A time that, as brief as it was, caused irreparable damage to Kaworu's previous misconceptions about himself and how his emotions operate. A time that introduced him to the idea of being human and loving accordingly.
***
(Disregard Rei's lack of understanding of basic social norms and how that will often lead her to overlook very crucial details when interacting with anyone. Set aside Misato-san's abhorrent and frankly absurd comments, Asuka's brash sense of righteous fury and his own tendencies to be too stuck in his own head to make for a good companion for small talk or any type of conversation.
Put all that aside, including his father's callous behavior and utter indifference in the face of tremendous hurt caused by his inability to see anyone's pain but his own.
Even with all of that, Shinji doesn't think he has ever met anyone as insane as the boy who lives with Kaji.
"A cigarette is only a cigarette when it's burning, when it's not it's nothing but a rolled up piece of paper. The cigarette can only be a cigarette with the help of a match or a lighter to make it burn and that's what you did to my heart," the boy, Nagisa, explains as though it is the most simple thing in the word and not the most nonsensical word vomit Shinji has ever been privy to. "My heart was just rolled up paper but you're the fire that got it to become a cigarette, you set my soul aflame. You're the fire."

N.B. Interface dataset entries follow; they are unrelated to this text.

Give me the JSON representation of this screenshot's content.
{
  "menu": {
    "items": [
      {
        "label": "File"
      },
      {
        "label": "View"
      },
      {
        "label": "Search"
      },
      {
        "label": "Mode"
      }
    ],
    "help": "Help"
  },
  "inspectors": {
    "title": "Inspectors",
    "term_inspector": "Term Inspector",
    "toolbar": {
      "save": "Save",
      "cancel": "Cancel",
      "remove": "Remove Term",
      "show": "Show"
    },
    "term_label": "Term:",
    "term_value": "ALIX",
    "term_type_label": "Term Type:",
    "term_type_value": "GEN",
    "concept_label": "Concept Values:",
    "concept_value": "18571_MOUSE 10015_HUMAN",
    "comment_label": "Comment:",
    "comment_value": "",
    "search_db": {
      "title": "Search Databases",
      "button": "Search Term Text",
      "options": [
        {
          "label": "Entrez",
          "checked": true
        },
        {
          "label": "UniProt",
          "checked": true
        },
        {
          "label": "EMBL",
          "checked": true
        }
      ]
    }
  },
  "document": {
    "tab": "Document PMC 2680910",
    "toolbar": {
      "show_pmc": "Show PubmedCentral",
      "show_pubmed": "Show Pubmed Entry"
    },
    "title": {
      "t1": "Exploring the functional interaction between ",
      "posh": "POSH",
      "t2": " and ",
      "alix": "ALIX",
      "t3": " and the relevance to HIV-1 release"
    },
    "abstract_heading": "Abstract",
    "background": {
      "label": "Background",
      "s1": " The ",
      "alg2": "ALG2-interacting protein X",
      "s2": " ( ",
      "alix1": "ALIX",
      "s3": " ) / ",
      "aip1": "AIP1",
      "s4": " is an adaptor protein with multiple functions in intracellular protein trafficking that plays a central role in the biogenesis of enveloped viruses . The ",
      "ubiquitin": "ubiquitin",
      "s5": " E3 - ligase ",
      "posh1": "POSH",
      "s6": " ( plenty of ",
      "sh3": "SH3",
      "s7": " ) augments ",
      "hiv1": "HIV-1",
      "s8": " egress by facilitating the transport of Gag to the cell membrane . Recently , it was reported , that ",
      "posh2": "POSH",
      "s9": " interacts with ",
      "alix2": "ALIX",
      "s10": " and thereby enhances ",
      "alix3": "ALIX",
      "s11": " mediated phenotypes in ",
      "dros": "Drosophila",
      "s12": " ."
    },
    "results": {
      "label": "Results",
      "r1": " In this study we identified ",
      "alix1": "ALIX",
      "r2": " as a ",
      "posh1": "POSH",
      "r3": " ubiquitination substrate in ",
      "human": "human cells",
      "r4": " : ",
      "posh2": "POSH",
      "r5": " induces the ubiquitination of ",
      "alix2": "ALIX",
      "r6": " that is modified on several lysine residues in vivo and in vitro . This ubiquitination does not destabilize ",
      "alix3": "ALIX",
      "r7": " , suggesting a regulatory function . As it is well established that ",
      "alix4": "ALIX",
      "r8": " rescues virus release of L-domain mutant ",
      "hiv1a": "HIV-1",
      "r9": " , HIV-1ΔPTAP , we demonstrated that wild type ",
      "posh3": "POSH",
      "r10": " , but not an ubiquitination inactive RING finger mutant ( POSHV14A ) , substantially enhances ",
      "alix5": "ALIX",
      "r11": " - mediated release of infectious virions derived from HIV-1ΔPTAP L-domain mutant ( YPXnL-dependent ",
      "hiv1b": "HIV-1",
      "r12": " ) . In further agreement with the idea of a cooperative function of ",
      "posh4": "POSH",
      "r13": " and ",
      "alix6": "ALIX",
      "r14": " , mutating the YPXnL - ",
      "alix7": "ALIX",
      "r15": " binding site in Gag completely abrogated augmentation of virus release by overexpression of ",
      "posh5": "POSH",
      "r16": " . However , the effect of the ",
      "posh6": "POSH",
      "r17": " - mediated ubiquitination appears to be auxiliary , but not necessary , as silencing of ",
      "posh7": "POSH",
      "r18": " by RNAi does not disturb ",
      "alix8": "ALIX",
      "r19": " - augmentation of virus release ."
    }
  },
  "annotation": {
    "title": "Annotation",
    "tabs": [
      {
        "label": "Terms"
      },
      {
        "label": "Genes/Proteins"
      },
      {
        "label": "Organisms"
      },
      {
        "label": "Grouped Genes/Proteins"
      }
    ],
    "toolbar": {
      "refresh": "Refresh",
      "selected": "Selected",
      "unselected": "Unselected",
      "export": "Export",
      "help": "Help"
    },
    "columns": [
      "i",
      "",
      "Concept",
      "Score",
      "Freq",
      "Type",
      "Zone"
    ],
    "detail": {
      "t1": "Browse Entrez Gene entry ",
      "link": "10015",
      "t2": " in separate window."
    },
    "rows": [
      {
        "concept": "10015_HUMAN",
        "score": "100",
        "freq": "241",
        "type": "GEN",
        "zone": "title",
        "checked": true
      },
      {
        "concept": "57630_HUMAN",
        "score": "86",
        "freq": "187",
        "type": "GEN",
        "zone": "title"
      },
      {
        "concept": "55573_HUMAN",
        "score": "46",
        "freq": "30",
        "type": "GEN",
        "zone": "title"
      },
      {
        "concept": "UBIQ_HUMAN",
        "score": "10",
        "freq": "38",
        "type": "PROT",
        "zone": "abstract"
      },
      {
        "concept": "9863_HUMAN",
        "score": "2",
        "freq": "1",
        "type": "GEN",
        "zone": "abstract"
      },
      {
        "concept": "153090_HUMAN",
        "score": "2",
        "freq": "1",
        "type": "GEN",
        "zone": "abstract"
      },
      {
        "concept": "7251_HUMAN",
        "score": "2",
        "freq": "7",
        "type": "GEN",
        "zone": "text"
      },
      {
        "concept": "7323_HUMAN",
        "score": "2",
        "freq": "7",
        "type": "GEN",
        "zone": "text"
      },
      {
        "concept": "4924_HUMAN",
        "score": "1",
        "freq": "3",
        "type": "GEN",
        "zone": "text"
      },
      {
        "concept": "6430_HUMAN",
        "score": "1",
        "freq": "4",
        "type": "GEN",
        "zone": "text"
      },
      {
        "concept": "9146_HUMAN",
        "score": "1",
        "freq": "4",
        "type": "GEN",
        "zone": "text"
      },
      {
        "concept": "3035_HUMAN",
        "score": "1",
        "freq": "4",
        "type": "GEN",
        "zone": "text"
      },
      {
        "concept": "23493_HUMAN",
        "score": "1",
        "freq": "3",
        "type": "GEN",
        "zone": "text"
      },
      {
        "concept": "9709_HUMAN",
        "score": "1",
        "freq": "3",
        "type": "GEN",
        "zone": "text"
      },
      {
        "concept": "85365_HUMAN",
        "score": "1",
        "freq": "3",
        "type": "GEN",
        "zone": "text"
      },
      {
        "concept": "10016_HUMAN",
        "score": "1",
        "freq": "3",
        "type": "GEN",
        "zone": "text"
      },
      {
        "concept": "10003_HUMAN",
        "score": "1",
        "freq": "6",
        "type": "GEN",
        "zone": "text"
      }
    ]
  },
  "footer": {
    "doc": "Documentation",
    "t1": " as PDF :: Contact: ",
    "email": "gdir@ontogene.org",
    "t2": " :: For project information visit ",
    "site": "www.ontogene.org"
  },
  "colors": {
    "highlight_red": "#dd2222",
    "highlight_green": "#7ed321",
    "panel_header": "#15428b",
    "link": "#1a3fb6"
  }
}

Absentmindedly, Shinji nods but keeps his thoughts to himself and tries not to be as judgemental as he usually is for the sake of Misato-san. She really likes Kaji.
"Do you get what I'm saying?" Nagisa asks when he feels that Shinji isn't close to following his incomprehensible logic. "I'm saying you're hot like fire. I want to burn so I can live, won't you set me on fire?"
How he can stand there and say those things as he looks at Shinji as though he's the odd one for not comprehending, that Shinji will never be able to wrap his head around.
With all that said, Shinji has but one response in mind to the utter nonsense that this strange boy just spewed at him unprompted.
"Why do you have to be so weird?" he asks, twisting his face in mild disgust.
But weird as he is, Nagisa just smiles and tells Shinji that's exactly what he thought he'd say. Tells Shinji he will make him understand one day, that their souls were destined to meet in a collision more impactful than the Big Bang that birthed this world. He holds Shinji's hand on his own like it's fragile, an antique vase that could shatter into a million pieces if one used even the slightest amount of force to handle it.
And he grins — in a way that has Shinji's heart skipping a beat — he finds himself flushing deep red, wondering why this strange guy has such effect on him.
Wondering why he thinks he might understand what he means when he says they were born to meet each other.)